Sterling slipped against the dollar on Friday and was on track for its first week of falls in four, with investors' hopes for a delayed Brexit dampened after British lawmakers said they would stick to Prime Minister Theresa May's timetable. The currency was briefly lifted in the morning by data showing Britain's trade deficit narrowed more than expected in October.
But by 1630 GMT sterling was trading 0.1 percent down on the day at $1.2577. For the week, it was 1.2 percent lower against the dollar, having also been hit by weaker-than-expected industrial output data. BNP Paribas currency strategist Clara Leonard said that while lawmakers' backing of May's timetable was a negative for sterling in the short-term, it would not weigh on the currency over the longer run.
And last month's High Court ruling that parliament should be involved in the triggering of formal Brexit negotiations - a ruling the government has been appealing in the Supreme Court this week - was sterling-positive, she said. "We remain quite bullish on the currency, because parliament is going to be more involved in Brexit negotiations - because they are largely pro-business and pro-Europe, that will soften up the discussions (with EU leaders)," Leonard said.

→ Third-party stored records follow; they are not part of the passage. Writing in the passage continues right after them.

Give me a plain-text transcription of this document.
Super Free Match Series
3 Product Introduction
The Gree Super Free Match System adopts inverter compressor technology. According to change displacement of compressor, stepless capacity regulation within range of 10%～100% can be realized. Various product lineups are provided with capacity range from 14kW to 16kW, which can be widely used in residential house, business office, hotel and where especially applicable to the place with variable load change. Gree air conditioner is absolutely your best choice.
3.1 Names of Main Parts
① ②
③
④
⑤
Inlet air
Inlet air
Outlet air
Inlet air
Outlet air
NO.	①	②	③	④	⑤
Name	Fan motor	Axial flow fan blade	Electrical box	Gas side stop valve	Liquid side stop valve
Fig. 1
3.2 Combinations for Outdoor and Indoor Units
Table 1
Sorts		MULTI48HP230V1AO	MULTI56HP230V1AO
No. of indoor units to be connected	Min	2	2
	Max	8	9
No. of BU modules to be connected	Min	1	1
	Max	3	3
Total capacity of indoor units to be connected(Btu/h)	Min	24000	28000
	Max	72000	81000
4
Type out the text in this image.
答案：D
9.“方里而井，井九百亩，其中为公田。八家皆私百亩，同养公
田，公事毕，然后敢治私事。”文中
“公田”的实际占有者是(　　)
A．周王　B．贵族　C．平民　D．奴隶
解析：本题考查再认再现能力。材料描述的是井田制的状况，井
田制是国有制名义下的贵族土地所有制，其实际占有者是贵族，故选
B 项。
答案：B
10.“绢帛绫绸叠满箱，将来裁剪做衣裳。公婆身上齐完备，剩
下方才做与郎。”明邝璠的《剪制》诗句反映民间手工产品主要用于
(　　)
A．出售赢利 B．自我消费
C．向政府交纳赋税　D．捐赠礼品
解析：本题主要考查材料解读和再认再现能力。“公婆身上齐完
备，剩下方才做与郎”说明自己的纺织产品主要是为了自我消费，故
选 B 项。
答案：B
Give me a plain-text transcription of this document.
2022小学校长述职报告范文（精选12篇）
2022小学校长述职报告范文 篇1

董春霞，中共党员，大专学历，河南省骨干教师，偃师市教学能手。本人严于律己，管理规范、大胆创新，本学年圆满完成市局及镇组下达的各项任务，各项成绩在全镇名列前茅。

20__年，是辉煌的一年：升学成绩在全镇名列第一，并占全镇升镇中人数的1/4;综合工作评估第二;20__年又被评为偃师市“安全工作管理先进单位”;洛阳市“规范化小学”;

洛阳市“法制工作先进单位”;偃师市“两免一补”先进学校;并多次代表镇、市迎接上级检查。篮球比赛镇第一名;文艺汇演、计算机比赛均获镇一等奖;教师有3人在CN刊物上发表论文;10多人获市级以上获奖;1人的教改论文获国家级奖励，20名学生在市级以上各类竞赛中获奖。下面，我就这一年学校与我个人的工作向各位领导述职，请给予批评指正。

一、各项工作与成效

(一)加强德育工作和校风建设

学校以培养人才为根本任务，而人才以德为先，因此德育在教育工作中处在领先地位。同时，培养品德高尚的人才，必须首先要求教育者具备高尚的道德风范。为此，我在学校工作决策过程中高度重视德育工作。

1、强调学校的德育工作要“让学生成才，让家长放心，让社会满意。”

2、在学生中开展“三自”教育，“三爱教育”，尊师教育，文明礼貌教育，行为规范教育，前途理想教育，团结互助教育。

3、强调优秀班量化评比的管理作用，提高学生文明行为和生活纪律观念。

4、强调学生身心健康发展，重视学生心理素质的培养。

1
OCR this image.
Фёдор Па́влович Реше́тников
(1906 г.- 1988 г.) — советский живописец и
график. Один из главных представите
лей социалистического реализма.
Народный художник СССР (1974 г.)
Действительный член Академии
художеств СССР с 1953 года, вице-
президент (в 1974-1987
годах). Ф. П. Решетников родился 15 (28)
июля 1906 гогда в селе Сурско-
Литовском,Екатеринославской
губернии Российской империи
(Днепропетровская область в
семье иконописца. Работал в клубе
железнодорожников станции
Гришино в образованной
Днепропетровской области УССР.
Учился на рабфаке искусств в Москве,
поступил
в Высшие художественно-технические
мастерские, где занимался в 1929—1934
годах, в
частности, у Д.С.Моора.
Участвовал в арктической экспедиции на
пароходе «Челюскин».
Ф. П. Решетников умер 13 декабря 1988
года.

Sterling climbed 0.7 percent to 83.80 pence against a euro that was trading down across the board after the European Central Bank's extension of its asset-purchase programme. The pound is trading about 15 percent lower against the dollar after Britain voted to leave the European Union, and about 10 percent weaker against the euro. Some investors and currency strategists say the pound's close historical links to the dollar, through trade and investment, favour sterling against the euro and other currencies at a time when dollar strength is back on the cards. While uncertainties surrounding the launch of Brexit negotiations will continue to weigh heavily on the pound, the UK remains better placed to generate growth than other European countries or Japan, analysts say.